I'm reading the book "Trees" by Serre and I'm having doubts about my understanding of the following statement.
In page $25$ it says the following "A tree of representatives of $X$ mod $G$ is any subtree $T$ of $X$ which is the lift of a maximal tree in $G/X$; because prop. 11 of no 2.3 , every orbit of $G$ in $\text{vert}(X)$ contains exactly one vertex of $\text{vert}(X)$."
Here prop. 11 says that a maximal subtree in a connected graph that contains every vertex of such graph and $G$ acts without inversion.
I want to check if what I understood is correct. I understood that because the tree is maximal in $G/x$ it contains every representative of the orbits (vertexs in $G/X$), then a tree of representatives must contain exactly one vertex of each orbit. Really I don't understand the last statement about the orbits of $G$ in $\text{vert}(X)$, so I just interpreted it the way it would make sense to me.
Also does "$X$ mod $G$" stand the same as $G/X$?
If my interpretation is somewhat correct I would love any correction and if it's not right I'd really want to get your understanding and intuition of the statement.
First, in my copy of Trees (Springer Monographs in Mathematics, corrected second printing 2003), Proposition 11 has nothing about actions. This is what it says (in page 21):
Proposition 11 is in Chapter 1, Section 2, which does not have any material about actions of groups. Acting without inversions is introduced at the beginning of Chapter 1, Section 3, Subsection 3.1, on page 25. So your paraphrase of Proposition 11 is incorrect, by including extraneous material that has nothing to do with that proposition ($G$ acting without inversion). That isn't going to help with your understanding.

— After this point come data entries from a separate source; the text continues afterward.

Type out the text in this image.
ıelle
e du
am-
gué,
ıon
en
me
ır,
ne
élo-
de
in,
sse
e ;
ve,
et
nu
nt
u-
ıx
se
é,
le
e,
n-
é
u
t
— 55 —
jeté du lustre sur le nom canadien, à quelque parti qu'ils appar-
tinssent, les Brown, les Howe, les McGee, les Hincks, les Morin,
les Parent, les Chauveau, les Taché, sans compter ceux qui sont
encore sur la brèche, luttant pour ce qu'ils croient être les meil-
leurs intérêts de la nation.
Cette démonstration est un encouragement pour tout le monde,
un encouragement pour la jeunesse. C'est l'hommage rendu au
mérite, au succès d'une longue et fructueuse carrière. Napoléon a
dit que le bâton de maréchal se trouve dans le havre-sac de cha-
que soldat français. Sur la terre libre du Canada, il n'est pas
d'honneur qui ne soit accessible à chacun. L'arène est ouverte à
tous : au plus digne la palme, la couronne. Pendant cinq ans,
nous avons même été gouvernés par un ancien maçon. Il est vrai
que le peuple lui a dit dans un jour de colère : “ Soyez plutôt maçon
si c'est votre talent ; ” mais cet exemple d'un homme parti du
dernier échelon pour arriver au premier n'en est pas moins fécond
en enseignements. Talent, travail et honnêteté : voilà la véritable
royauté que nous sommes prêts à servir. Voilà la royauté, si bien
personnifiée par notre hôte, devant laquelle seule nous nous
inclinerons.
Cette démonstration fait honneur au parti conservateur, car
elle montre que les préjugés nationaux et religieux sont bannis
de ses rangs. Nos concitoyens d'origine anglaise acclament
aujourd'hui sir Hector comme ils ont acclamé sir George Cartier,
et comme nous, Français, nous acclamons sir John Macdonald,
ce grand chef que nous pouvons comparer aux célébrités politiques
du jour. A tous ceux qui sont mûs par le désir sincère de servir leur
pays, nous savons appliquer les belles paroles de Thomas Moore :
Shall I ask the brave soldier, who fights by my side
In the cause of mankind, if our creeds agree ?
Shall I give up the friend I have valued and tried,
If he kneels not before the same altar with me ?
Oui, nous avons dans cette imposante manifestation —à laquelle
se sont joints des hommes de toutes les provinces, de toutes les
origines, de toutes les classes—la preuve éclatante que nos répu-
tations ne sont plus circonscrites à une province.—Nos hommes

(As a minor note, the notation that Serre uses for the quotient graph is "$G\backslash X$", not $G/X$ as you do...)
The statement in question is:
Proposition 14, before this statement, tells us that if $X$ is a connected graph and $G$ acts without inversion, then every subtree of $G\backslash X$ lifts to a subtree of $X$.
Now recall that the vertex set of $G\backslash X$ are the orbits of the action of $G$ on $X$ (the equivalence classes of vertices under the equivalence relation $x\sim y\iff \exists g\in G(gx=y)$) and the edges of $G\backslash X$ are the orbits of edges under the action of $G$.
Given a vertex $\mathbf{x}$ of $G\backslash X$, a "preimage" of $\mathbf{x}$ is then a single vertex $x\in X$ that lies in the orbit $\mathbf{x}$.
That means that if $G$ acts without inversions on a connected graph $X$, then we can take a maximal tree of $G\backslash X$ (because every graph has maximal trees), and lift it to a tree $T$ of $X$. By definition, each orbit corresponds to a single vertex in $G\backslash X$, so the tree $T$ contains one vertex from each orbit.
That is, it contains one representative from each and every orbit, not "contains every representative of the orbits", which would mean that it contains the entire orbit (that could be a problem with how you are expressing yourself in English rather than a misunderstanding of the issue; like saying "Soy una estación the tren" (I am a train station) instead of "Estoy en una estación de tren" (I am at a train station) not reflecting a mistaken belief that you are a train station, but rather reflecting an error in translation of "I am at" as "I am"). So, yes, a tree of representatives would necessarily contain one and only one vertex from each orbit of the action.
And, no, "$X$ mod $G$" is not the same as $G\backslash X$. Note that $G\backslash X$ is a specific graph. Wheras here we are talking about "representatives of $X$ mod $G$", which is a collection of vertices that represent element of $X$ up to equivalence modulo $G$. If you said "representatives of $G\backslash X$", you would be saying "representatives of the quotient graph", whereas here we are talking about "representatives of the graph up to equivalence modulo $G$". You are talking about different kinds of objects. Here, "$X$ mod $G$" is an identifier, not an object, whereas $G\backslash X$ is an object.